Ray gosling n’y est pas allé de main morte. C’est avec un oreiller que cet ancien présentateur de la télévision britannique aurait étouffé, sur son lit d’hôpital, un ancien amant, « probablement pendant les années 80 », d’après la presse. À entendre la vedette, en phase terminale du Sida son ami « souffrait énormément » et ses médecins « ne pouvaient plus rien faire ». C’est pourquoi il aurait mis à exécution le « pacte » qui les liait. Plusieurs dizaines d’années après les faits, ces aveux ont été distillés le 15 février dernier pendant une émission de la BBC traitant du suicide assisté, pour relancer ce débat, alors qu’était attendue une clarification de la jurisprudence britannique.
Arrêté le 17 février, l’homme de 70 ans a passé quelques jours en détention avant d’être relâché, sans avoir livré le nom de sa victime... Même si aucun parti britannique ne semble vouloir ouvrir ce débat, la Justice a déjà laissé entendre, il y a quelques mois, qu’elle pourrait renoncer à poursuivre une personne « aidant » un proche à mourir « par compassion ». À Debbie Purdy, une femme atteinte de sclérose en plaque qui voulait savoir si son mari, le musicien Omar Puente, serait inquiété s’il l’accompagnait en Suisse où elle envisageait l’euthanasie, les magistrats avaient répondu qu’il n’en serait probablement rien si la demande émanait du malade.
Cette condition explique les jugements contradictoires qui viennent de défrayer la chronique Outre-Manche à propos de parents ayant mis fin aux jours de leurs enfants malades : un père a été relaxé après avoir euthanasié sa fille de 31 ans, atteinte d’encéphalomyélite parce qu’elle le lui aurait demandé. Mais une mère a été condamnée à 9 ans de prison pour avoir tué son fils atteint d’une maladie neurologique parce qu’il était incapable de s’exprimer. Ces cas à forte portée émotionnelle alimentent les tabloïds.
Une autre célébrité, l’écrivain Terry Pratchett, qui souffre de la maladie d’Alzheimer, a revendiqué au début du mois la mise en place de tribunaux spéciaux capables de délivrer un sésame pour l’euthanasie. Sir Pratchett a affirmé : « Si je savais que je pourrais mourir quand je le veux, alors chaque jour que je vis vaudrait un million de livres. » L’écrivain a approuvé la préconisation du Parquet britannique du 25 février de ne pas poursuivre les personnes répondant à la demande d’un proche majeur à condition qu’elles n’y aient pas intérêt.
Debbie Purdy a, quant à elle, affirmé qu’elle ne se sentait plus « contrainte de prendre [la] décision [du suicide] de façon précipitée ». On retrouve l’argument des promoteurs de la légalisation de l’euthanasie en France qui prétendent que leur projet préviendrait le suicide.
Depuis la retentissante affaire Sébire, l’hexagone n’a pas connu de fait-divers d’euthanasie ultra-médiatisée.

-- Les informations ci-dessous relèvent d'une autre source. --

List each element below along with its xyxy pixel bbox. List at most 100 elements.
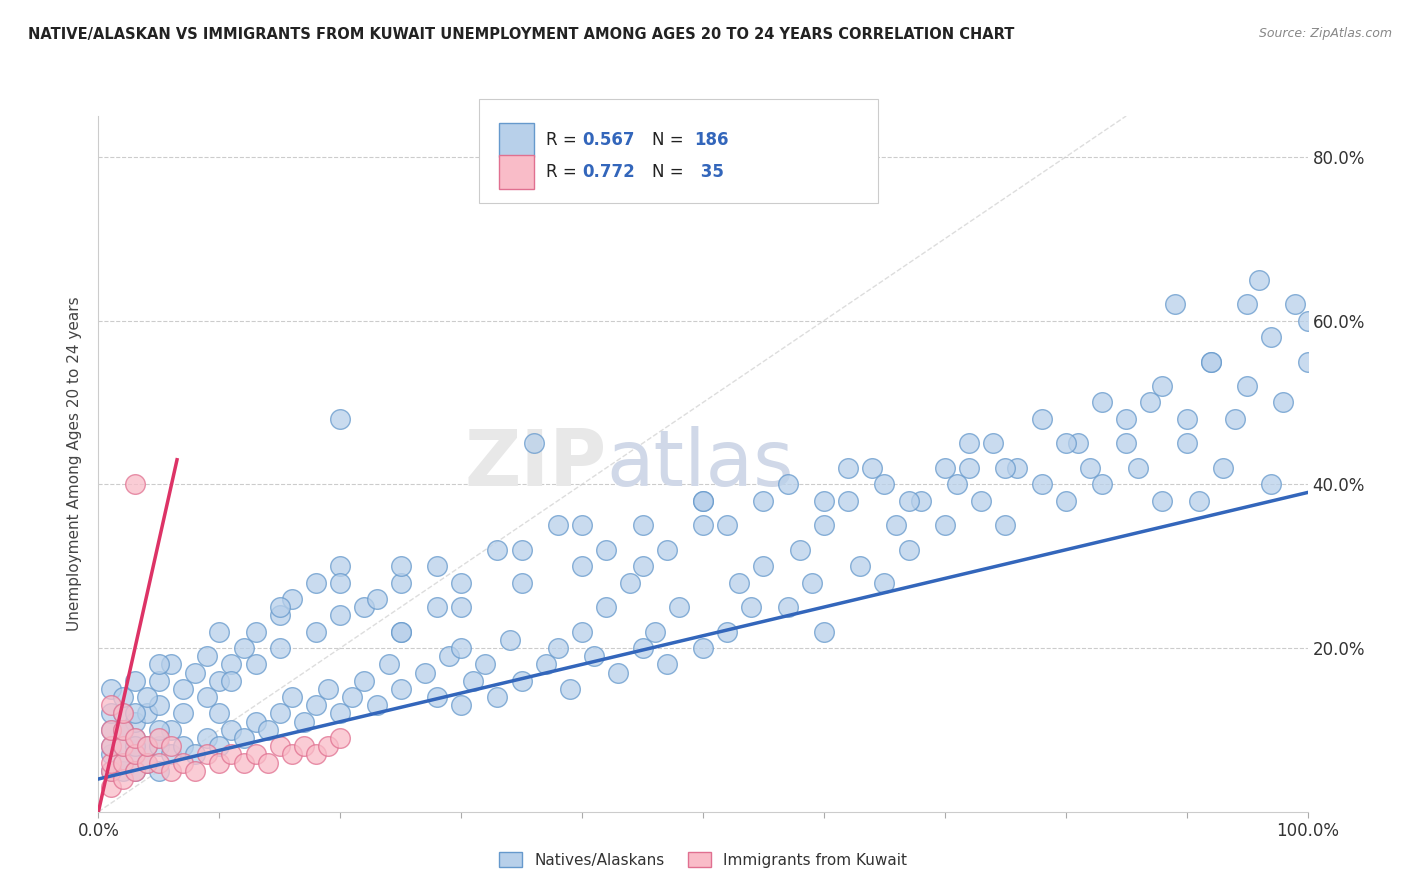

Après l’avoir revendiquée à la télévision en montrant son visage déformé par une tumeur, Chantal Sébire s’était suicidée le 19 mars 2008, deux jours après le refus de la Justice de réquisitionner la médecine pour répondre à sa demande. Elle avait refusé successivement les traitements curatifs et les soins palliatifs. En Grande-Bretagne comme en France, alors qu’une large part de l’opinion est manipulée par l’émotion, les responsables politiques semblent sur la réserve, conscients que l’interdit du meurtre est nécessaire à la confiance entre soignants et soignés et au sein des familles. Les États de la planète où l’euthanasie est légalement possible se comptent d’ailleurs sur les doigts d’une main : Pays-Bas, Belgique, Oregon (aux États-Unis) et Suisse. Des restrictions sont envisagées dans ce dernier pays où quelque cent Britanniques se seraient déjà fait euthanasier en recourant à l’association Dignitas.
Alors que la loi en vigueur en Angleterre et au Pays de Galles depuis 1961 rend le suicide assisté passible d’une peine de 14 ans de prison, le Parti Travailliste ne veut pas la modifier. Le Premier ministre Gordon Brown craint une pression sur les personnes vulnérables. C’est donc la jurisprudence qui pourrait se charger de dépénaliser l’« euthanasia britannica ».